Higher minimum wage in California feels like a win for retail workers, and maybe for the state in general, but the picture isn't so clear when you take a closer look.
Earlier this week, California Governor Jerry Brown signed a law raising the state's minimum wage to $15 by 2022. Specifically, the statewide minimum wage will increase from $10 an hour to $10.50 an hour on Jan. 1, 2017, then up to $11 an hour on Jan. 1, 2018. From there it will increase by $1 annually until reaching $15 an hour on Jan. 1, 2022. At the signing ceremony, Brown explained that while the minimum wage increase might not make sense economically, it is necessary from a moral and political standpoint, as it "binds the community together and makes sure that parents can take care of their kids in a much more satisfactory way."
The retail industry relies heavily on hourly workers, and as such it will certainly be impacted by the wage increase. For retail employees in California this likely feels like a win, but if you dig a little deeper and consider the potential impact on the California retail industry as a whole, you'll find that it's not so cut and dry.
Fighting to provide all Californians with livable wages is a noble concept. This increase could very well mean that a single parent can work one job instead of two and have more time to spend with his or her children -- and that's an undeniably good thing. It's also possible that higher wages will drive spending and put more money back into the economy, which would also be a positive outcome. Finally, the wage increase could lead to a happier workforce, less turnover, better efficiency and lower onboarding costs for employers.

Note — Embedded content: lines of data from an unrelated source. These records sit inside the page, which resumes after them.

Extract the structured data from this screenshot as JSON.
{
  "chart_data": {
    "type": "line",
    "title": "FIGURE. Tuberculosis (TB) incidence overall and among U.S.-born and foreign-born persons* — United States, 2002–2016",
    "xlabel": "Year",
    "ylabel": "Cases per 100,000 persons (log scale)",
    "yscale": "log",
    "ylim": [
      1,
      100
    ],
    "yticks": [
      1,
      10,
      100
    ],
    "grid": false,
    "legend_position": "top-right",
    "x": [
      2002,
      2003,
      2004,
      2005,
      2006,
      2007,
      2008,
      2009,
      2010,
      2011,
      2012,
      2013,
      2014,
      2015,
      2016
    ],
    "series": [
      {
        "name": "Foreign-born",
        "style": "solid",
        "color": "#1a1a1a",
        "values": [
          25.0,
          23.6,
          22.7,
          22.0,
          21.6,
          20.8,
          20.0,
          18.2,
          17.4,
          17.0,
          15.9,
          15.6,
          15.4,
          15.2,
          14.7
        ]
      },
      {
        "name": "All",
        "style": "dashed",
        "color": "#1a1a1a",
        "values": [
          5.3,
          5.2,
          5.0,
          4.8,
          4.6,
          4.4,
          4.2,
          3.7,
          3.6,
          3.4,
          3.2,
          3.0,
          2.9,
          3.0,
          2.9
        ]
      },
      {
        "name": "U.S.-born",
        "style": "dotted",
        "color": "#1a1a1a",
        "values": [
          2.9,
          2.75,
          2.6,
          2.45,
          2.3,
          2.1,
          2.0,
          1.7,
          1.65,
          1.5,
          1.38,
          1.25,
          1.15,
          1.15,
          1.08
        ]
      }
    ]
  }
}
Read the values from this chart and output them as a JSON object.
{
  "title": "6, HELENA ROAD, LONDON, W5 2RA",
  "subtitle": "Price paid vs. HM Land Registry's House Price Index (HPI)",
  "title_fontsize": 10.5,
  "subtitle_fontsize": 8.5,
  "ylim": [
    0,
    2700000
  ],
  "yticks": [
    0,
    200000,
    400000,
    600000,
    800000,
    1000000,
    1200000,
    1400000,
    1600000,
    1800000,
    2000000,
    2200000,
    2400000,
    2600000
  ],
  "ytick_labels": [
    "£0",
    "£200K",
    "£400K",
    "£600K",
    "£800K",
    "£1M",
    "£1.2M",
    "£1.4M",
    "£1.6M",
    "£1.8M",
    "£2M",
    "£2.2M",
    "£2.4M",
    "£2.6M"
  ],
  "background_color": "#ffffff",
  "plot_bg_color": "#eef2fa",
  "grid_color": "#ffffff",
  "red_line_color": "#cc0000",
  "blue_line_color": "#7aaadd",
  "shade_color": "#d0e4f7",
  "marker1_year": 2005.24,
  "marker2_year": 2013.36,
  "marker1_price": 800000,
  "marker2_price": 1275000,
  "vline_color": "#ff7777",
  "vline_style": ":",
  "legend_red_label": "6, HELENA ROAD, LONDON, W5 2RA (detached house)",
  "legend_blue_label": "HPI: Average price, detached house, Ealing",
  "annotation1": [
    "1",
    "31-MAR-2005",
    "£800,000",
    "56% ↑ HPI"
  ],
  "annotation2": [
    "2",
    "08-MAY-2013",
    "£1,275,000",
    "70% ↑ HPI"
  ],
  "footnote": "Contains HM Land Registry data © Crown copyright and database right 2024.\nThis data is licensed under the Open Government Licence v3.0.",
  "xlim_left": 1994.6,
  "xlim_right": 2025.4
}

On the other hand, we can't ignore the fact that this change presents a serious increase in operational costs for business owners. The first annual increase -- going from $10 to $10.50 starting Jan. 1, 2017 -- will tack on an extra $1,040 per year to maintain an hourly worker putting in 40 hours per week. Let's say a small apparel contractor in Los Angeles has a shop with 15 hourly workers. If that business owner wants to keep the existing staff at full capacity for the year, he or she needs to commit an additional $15,600 to labor. By 2020 that number will jump to $156,000.
There are a few ways in which business owners can work to absorb these costs.
One way is to cut jobs and require increased output from the remaining workforce. While an employer could opt to decrease the number of hours for each worker, the more logical approach would be to keep the most experienced and productive workers at their current schedules. This creates increased competition for fewer jobs, albeit higher-skilled jobs.
Another likely option is that prices will rise. Let's go back to that hypothetical apparel contractor -- in this instance, the business owner would charge its retail partners more for its services, and in turn that retailer would likely pass the increase down to the consumer, in some cases negating their higher income. And of course, there's always the option for California apparel manufacturers to increase production overseas, something that's already increasingly appealing because of the looming Trans Pacific Partnership.
One potentially neutral result that often accompanies increases in labor costs is innovation to improve efficiency and reduce headcount. For example, with more consumers using smartphones as a research tool while shopping in stores, retailers can leverage mobile technology to optimize in-store experiences while reducing the number of sales associates. Eventually we may soon see customers make in-store purchases by scanning a QR code on their smartphones, having been assisted by a virtual sales associate.
Additionally, with more customers buying online, we'll see increased adoption of technologies that expedite the supply chain and improve margins. For example, Hudson's Bay Co. recently announced plans to implement a new robot system in its Toronto distribution center called Perfect Pick, which CEO Jerry Storch says will operate six-to-10 times faster than human stock pickers.
The truth is, nobody knows exactly how everything will unfold for California's retail industry. It is possible that the increased minimum wage will result in less employee turnover and increased consumer spending, which could help to offset the higher operational costs. It is also possible that a significant number of retail jobs will be cut, and some entire companies will have to close because they can't keep up with overhead. It's too soon to tell exactly what impact the wage increase will have, but companies that are agile and effectively balance fewer but higher-skilled labor costs are most likely to prevail long-term.
This article is commentary by an independent contributor. At the time of publication, the author held no positions in the stocks mentioned.